The share price of Tesla took a significant hit on Thursday, dropping 7.3% and closing at $252.40. The decline indicates a reversal of strong gains from the previous day when the giant EV maker saw an increase of 23%, its largest rise since 2013.
The drop was also in line with the movement in Wall Street on Thursday that saw the Dow Jones Industrial Average (DJIA) decreasing by 2.5% to 39,593.66. NASDAQ contracted by 4.31% to 16,387.31, and S&P 500 declined by 3.46% to 5,268.05.
Additionally, Tesla’s stock has fallen by 38% since the beginning of the year.
Shares of the company were bolstered on Wednesday by President Trump’s announcement to pause significant tariffs for 90 days to facilitate negotiations, setting a minimum tariff rate of 10%. However, Thursday’s slide followed the White House’s confirmation of a 145% tariff rate on Chinese imports, prompting reciprocal actions from Beijing and the European Union.
Amidst the tariff turmoil, analysts from UBS, Goldman Sachs, and Mizuho revised Tesla’s price targets downward, citing potential impacts on profit margins due to automotive tariffs.

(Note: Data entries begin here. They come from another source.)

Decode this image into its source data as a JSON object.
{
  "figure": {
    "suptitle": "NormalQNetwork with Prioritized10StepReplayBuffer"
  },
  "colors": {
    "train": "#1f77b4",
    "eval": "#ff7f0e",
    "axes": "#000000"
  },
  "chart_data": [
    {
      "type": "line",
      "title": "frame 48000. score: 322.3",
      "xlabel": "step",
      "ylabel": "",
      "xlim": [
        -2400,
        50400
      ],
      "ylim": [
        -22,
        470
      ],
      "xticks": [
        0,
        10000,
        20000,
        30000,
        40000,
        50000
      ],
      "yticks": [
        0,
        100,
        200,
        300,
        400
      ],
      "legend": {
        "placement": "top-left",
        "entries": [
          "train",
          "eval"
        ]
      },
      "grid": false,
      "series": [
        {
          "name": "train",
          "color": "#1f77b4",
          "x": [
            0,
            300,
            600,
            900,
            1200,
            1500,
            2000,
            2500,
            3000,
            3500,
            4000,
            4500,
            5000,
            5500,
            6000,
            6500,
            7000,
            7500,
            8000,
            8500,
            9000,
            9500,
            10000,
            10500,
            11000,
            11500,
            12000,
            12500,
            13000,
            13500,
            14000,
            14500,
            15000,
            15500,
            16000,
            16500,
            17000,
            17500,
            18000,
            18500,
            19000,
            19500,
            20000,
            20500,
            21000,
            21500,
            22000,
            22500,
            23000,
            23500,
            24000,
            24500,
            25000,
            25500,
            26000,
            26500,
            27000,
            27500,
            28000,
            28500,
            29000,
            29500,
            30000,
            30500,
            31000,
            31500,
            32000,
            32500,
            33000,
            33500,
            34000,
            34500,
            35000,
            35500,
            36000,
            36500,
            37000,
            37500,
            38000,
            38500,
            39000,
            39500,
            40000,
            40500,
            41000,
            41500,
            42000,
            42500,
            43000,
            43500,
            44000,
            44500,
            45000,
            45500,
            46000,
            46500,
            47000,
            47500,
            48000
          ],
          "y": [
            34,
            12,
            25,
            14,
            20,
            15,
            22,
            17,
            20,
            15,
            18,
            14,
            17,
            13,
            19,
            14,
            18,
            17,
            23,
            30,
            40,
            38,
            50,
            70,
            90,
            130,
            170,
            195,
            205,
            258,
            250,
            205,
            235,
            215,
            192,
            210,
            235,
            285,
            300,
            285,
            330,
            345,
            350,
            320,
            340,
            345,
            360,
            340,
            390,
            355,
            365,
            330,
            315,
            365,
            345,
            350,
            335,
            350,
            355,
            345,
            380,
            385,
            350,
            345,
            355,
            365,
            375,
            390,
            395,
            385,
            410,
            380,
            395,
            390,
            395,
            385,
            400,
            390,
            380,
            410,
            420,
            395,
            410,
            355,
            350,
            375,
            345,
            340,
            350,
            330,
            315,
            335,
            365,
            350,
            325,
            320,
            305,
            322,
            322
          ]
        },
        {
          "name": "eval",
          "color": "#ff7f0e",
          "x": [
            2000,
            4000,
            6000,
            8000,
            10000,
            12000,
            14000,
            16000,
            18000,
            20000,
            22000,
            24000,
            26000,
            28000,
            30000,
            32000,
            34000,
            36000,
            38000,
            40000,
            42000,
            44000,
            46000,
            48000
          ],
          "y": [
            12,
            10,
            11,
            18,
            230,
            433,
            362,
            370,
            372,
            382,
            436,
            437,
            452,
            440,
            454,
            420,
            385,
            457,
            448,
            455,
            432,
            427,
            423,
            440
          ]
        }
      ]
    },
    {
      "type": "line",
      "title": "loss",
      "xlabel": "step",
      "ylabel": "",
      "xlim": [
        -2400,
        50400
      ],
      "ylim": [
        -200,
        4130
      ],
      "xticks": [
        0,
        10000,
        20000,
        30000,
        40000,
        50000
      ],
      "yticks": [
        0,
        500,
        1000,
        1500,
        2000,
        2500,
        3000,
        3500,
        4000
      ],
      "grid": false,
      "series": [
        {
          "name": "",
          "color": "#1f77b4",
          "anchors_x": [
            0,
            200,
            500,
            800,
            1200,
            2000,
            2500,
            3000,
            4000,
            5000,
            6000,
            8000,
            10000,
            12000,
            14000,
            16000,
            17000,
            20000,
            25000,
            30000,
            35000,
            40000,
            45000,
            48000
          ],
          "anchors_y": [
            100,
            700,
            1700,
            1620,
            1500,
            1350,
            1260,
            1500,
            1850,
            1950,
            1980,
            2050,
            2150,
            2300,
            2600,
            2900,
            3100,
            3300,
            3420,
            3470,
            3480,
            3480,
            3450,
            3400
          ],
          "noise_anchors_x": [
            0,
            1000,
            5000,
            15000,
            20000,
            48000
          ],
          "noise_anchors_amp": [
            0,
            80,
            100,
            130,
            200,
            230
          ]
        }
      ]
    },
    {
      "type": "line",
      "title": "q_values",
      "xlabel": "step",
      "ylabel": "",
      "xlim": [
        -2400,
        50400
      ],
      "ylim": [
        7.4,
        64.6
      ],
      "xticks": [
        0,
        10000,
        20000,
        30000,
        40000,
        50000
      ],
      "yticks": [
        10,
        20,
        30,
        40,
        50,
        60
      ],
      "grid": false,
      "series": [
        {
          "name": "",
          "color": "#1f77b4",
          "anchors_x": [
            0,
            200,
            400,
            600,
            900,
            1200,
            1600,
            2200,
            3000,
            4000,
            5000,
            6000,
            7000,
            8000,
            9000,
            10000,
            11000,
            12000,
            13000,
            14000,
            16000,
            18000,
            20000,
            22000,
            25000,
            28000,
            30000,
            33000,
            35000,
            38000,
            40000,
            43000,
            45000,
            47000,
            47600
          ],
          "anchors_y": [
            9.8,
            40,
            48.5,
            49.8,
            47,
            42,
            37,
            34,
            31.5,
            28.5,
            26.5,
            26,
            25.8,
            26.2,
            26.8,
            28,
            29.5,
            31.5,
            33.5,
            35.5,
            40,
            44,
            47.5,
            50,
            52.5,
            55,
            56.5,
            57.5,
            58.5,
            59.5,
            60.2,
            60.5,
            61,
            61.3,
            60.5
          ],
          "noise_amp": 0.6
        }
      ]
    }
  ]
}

UBS noted Tesla’s increased volatility, attributing it to the company’s premium valuation in a nervous market environment, and expressed concerns about demand.
Tesla is facing brand challenges, declining deliveries, protests, and criminal acts targeting its facilities and vehicles. CEO Elon Musk has drawn criticism for his advisory role to President Trump and his endorsement of Germany’s far-right AfD party, sparking opposition in Europe.
The instability, coupled with the looming tariff threats, poses a risk to Tesla’s profit margins, given the company’s reliance on parts from China, Mexico, and other regions.
Previously, Tesla’s growth strategy relied on high sales volumes of cars and energy storage systems in Europe and Asia. However, increasing competition and new tariffs have raised the stakes for the automaker.